Clarification about differentiable manifolds When checking the transition maps for differentiability in order to determine if a manifold is differentiable, do we fill in any removable singularities (i.e. simplify the function composition before differentiating)?  Or do these removable singularities make a difference?
The example I'm thinking about is the manifold $\mathbb{R}$ with the single chart $x\mapsto\sqrt[3]{x}$.
If you don't ignore removable singularities then this atlas is only $C^0$ since it's neither compatible with itself nor (by the chain rule) any other atlas beyond $C^0$.
But if you do ignore removable singularities this leads to odd behavior, such as a smooth manifold with a chart that isn't even differentiable.
 A: I think you're worrying about something that's not happening. What you've done is given $\Bbb R$ a differentiable structure with precisely one chart, the map $\varphi: x \mapsto x^{1/3}$. Now the compatibility demand is that given two charts $\varphi, \psi$ (defined on all of $\Bbb R$ for convenience of notation), the map $\varphi \circ \psi^{-1}$ is smooth. In particular, note that we don't take derivatives until after we've passed to transition functions.
But given any chart $\varphi$ (in particular yours!), $\varphi \circ \varphi^{-1} = \text{Id}$, no matter what, no singularities, etc. Every chart is compatible with itself.

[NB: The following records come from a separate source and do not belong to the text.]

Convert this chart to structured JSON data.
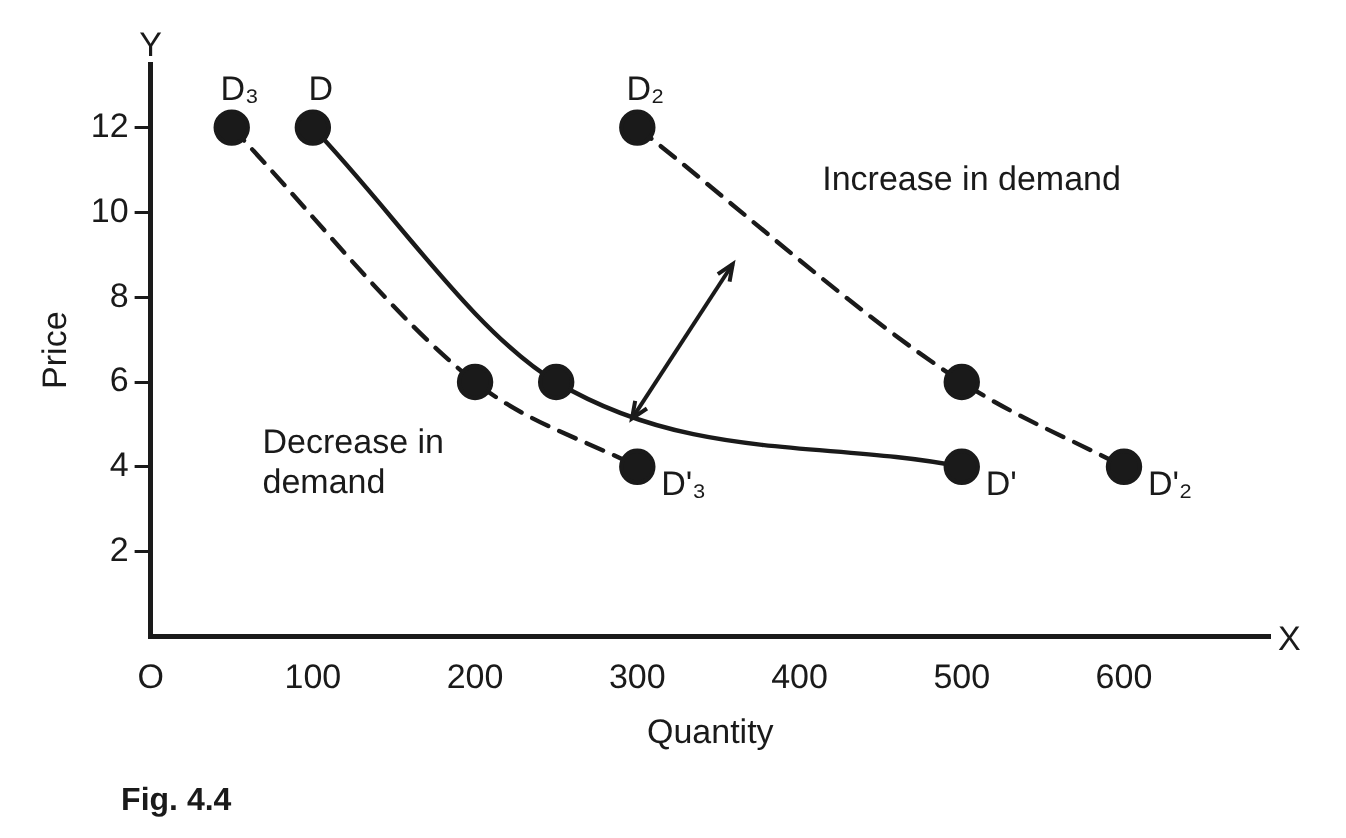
{
  "chart_data": {
    "type": "line",
    "xlabel": "Quantity",
    "ylabel": "Price",
    "marker": "circle",
    "grid": false,
    "legend": false,
    "xlim": [
      0,
      690
    ],
    "xticks": [
      {
        "value": 0,
        "label": "O"
      },
      100,
      200,
      300,
      400,
      500,
      600
    ],
    "ylim": [
      0,
      13.5
    ],
    "yticks": [
      2,
      4,
      6,
      8,
      10,
      12
    ],
    "series": [
      {
        "name": "D₃",
        "color": "#1a1a1a",
        "line_style": "dashed",
        "x": [
          50,
          200,
          300
        ],
        "values": [
          12,
          6,
          4
        ]
      },
      {
        "name": "D",
        "color": "#1a1a1a",
        "line_style": "solid",
        "x": [
          100,
          250,
          500
        ],
        "values": [
          12,
          6,
          4
        ]
      },
      {
        "name": "D₂",
        "color": "#1a1a1a",
        "line_style": "dashed",
        "x": [
          300,
          500,
          600
        ],
        "values": [
          12,
          6,
          4
        ]
      }
    ],
    "annotations": [
      {
        "text": "D'₃",
        "x": 300,
        "y": 4
      },
      {
        "text": "D'",
        "x": 500,
        "y": 4
      },
      {
        "text": "D'₂",
        "x": 600,
        "y": 4
      },
      "Increase in demand",
      "Decrease in demand",
      "Fig. 4.4",
      "X",
      "Y"
    ]
  }
}
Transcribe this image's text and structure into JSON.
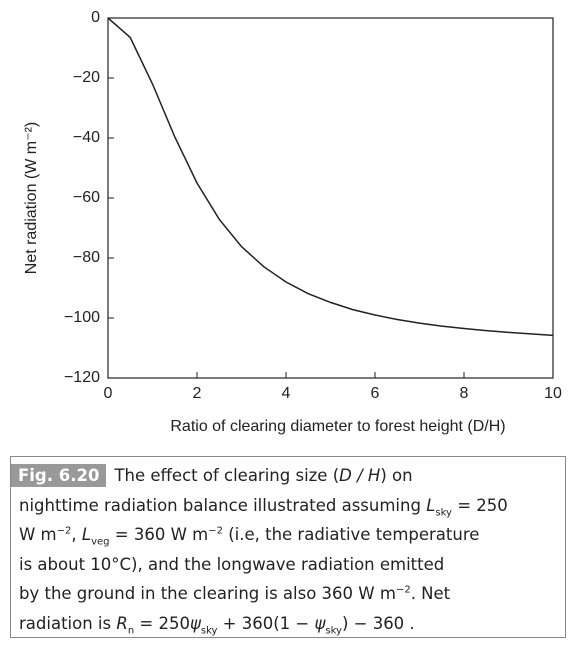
{
  "chart_data": {
    "type": "line",
    "x_label": "Ratio of clearing diameter to forest height (D/H)",
    "y_label": "Net radiation (W m⁻²)",
    "x": [
      0,
      0.5,
      1,
      1.5,
      2,
      2.5,
      3,
      3.5,
      4,
      4.5,
      5,
      5.5,
      6,
      6.5,
      7,
      7.5,
      8,
      8.5,
      9,
      9.5,
      10
    ],
    "values": [
      0,
      -6.5,
      -22,
      -39.6,
      -55,
      -67.1,
      -76.2,
      -82.9,
      -88,
      -91.9,
      -94.8,
      -97.2,
      -99,
      -100.5,
      -101.7,
      -102.7,
      -103.5,
      -104.2,
      -104.8,
      -105.3,
      -105.8
    ],
    "color": "#222222",
    "xlim": [
      0,
      10
    ],
    "xticks": [
      0,
      2,
      4,
      6,
      8,
      10
    ],
    "ylim": [
      -120,
      0
    ],
    "yticks": [
      {
        "value": -120,
        "label": "−120"
      },
      {
        "value": -100,
        "label": "−100"
      },
      {
        "value": -80,
        "label": "−80"
      },
      {
        "value": -60,
        "label": "−60"
      },
      {
        "value": -40,
        "label": "−40"
      },
      {
        "value": -20,
        "label": "−20"
      },
      0
    ]
  },
  "caption": {
    "label": "Fig. 6.20",
    "lines": [
      [
        {
          "text": "The effect of clearing size ("
        },
        {
          "text": "D / H",
          "format": "italic"
        },
        {
          "text": ") on"
        }
      ],
      [
        {
          "text": "nighttime radiation balance illustrated assuming "
        },
        {
          "text": "L",
          "format": "italic"
        },
        {
          "text": "sky",
          "format": "sub"
        },
        {
          "text": " = 250"
        }
      ],
      [
        {
          "text": "W m"
        },
        {
          "text": "−2",
          "format": "sup"
        },
        {
          "text": ", "
        },
        {
          "text": "L",
          "format": "italic"
        },
        {
          "text": "veg",
          "format": "sub"
        },
        {
          "text": " = 360 W m"
        },
        {
          "text": "−2",
          "format": "sup"
        },
        {
          "text": " (i.e, the radiative temperature"
        }
      ],
      [
        {
          "text": "is about 10°C), and the longwave radiation emitted"
        }
      ],
      [
        {
          "text": "by the ground in the clearing is also 360 W m"
        },
        {
          "text": "−2",
          "format": "sup"
        },
        {
          "text": ". Net"
        }
      ],
      [
        {
          "text": "radiation is "
        },
        {
          "text": "R",
          "format": "italic"
        },
        {
          "text": "n",
          "format": "sub"
        },
        {
          "text": " = 250"
        },
        {
          "text": "ψ",
          "format": "italic"
        },
        {
          "text": "sky",
          "format": "sub"
        },
        {
          "text": " + 360(1 − "
        },
        {
          "text": "ψ",
          "format": "italic"
        },
        {
          "text": "sky",
          "format": "sub"
        },
        {
          "text": ") − 360 ."
        }
      ]
    ]
  }
}
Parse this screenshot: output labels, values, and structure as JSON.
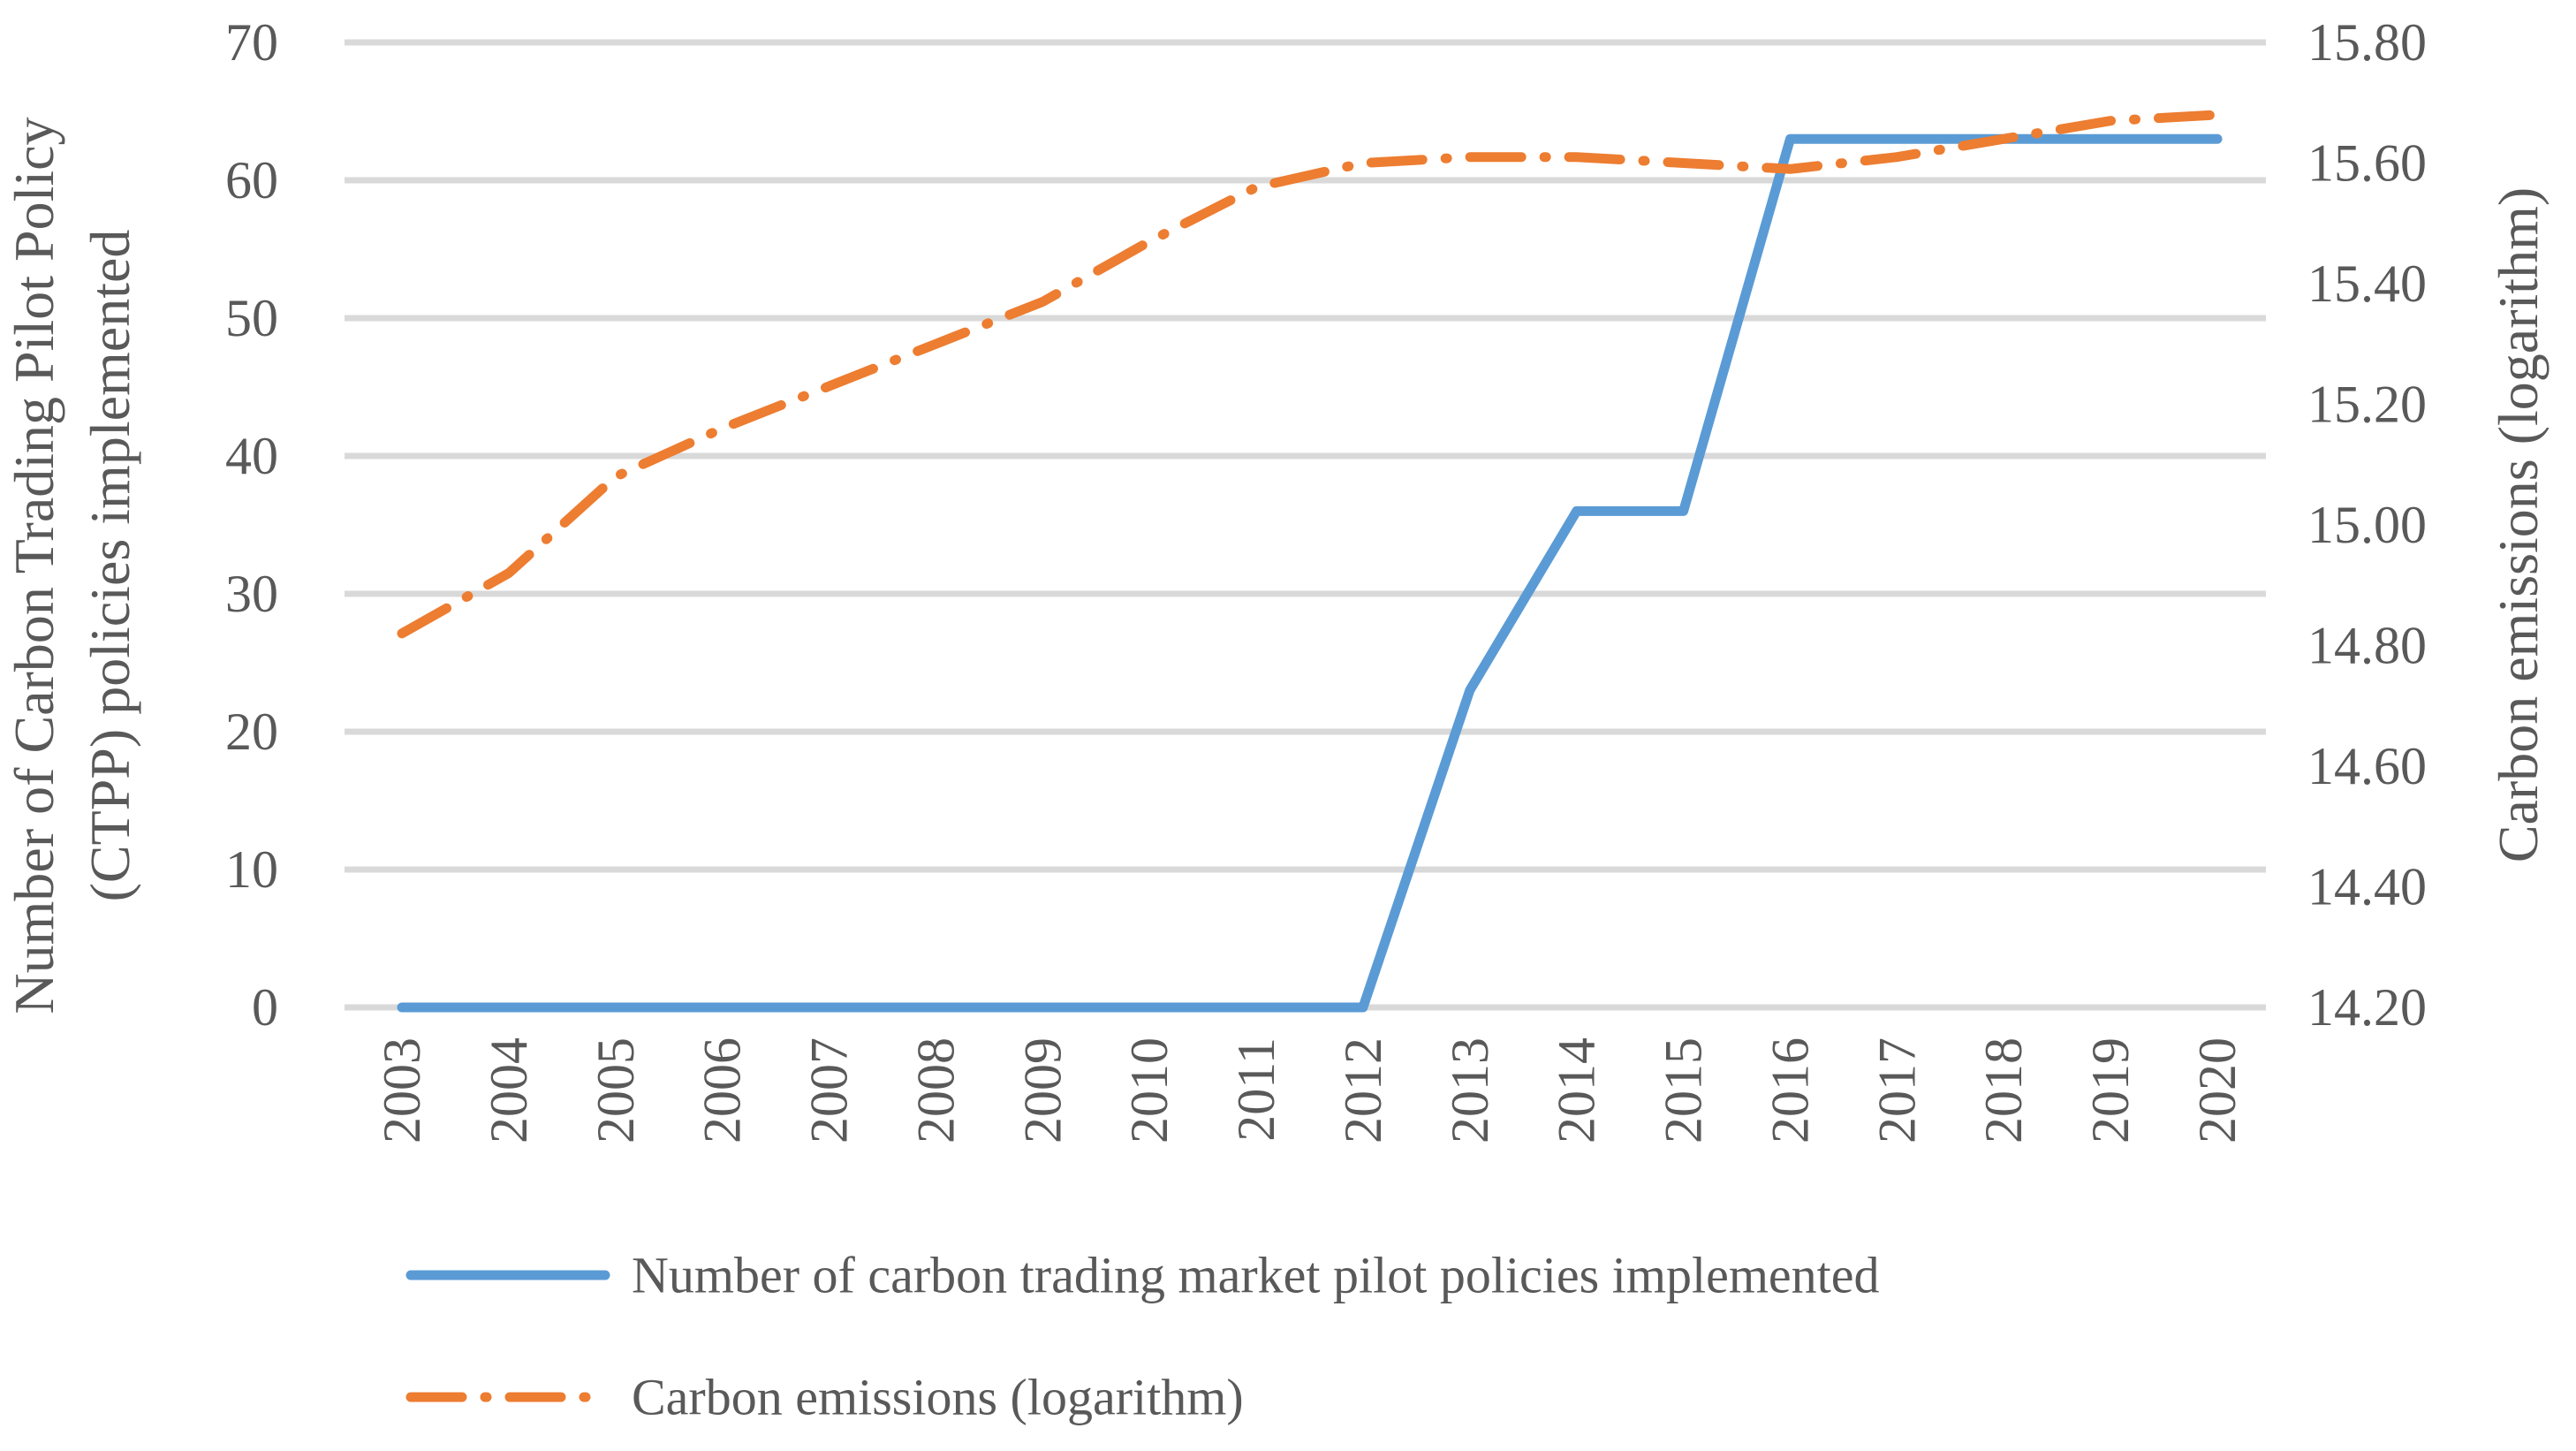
{
  "chart_data": {
    "type": "line",
    "dual_axis": true,
    "grid": "horizontal",
    "legend_position": "bottom-left",
    "categories": [
      "2003",
      "2004",
      "2005",
      "2006",
      "2007",
      "2008",
      "2009",
      "2010",
      "2011",
      "2012",
      "2013",
      "2014",
      "2015",
      "2016",
      "2017",
      "2018",
      "2019",
      "2020"
    ],
    "series": [
      {
        "name": "Number of carbon trading market pilot policies implemented",
        "axis": "left",
        "style": "solid",
        "color": "#5B9BD5",
        "values": [
          0,
          0,
          0,
          0,
          0,
          0,
          0,
          0,
          0,
          0,
          23,
          36,
          36,
          63,
          63,
          63,
          63,
          63
        ]
      },
      {
        "name": "Carbon emissions (logarithm)",
        "axis": "right",
        "style": "dash-dot",
        "color": "#ED7D31",
        "values": [
          14.82,
          14.92,
          15.08,
          15.16,
          15.23,
          15.3,
          15.37,
          15.47,
          15.56,
          15.6,
          15.61,
          15.61,
          15.6,
          15.59,
          15.61,
          15.64,
          15.67,
          15.68
        ]
      }
    ],
    "left_axis": {
      "label_line1": "Number of Carbon Trading Pilot Policy",
      "label_line2": "(CTPP) policies implemented",
      "min": 0,
      "max": 70,
      "tick_step": 10,
      "tick_labels": [
        "0",
        "10",
        "20",
        "30",
        "40",
        "50",
        "60",
        "70"
      ]
    },
    "right_axis": {
      "label": "Carbon emissions (logarithm)",
      "min": 14.2,
      "max": 15.8,
      "tick_step": 0.2,
      "tick_labels": [
        "14.20",
        "14.40",
        "14.60",
        "14.80",
        "15.00",
        "15.20",
        "15.40",
        "15.60",
        "15.80"
      ]
    },
    "colors": {
      "policies_line": "#5B9BD5",
      "emissions_line": "#ED7D31",
      "gridline": "#D9D9D9",
      "axis_text": "#595959",
      "background": "#FFFFFF"
    }
  }
}
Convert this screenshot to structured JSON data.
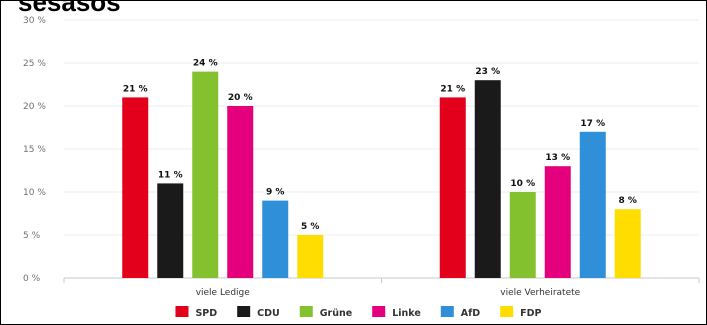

(I suspect the upset stomach comes because you know that $x^{1/3}$ is not differentiable at the origin. This would cause trouble if, say, we were trying to show that this chart was compatible with the standard (identity) chart - it's not! But we don't need to take the derivative of $x^{1/3}$ itself at any point in the process if we're just trying to show this chart is compatible with itself.)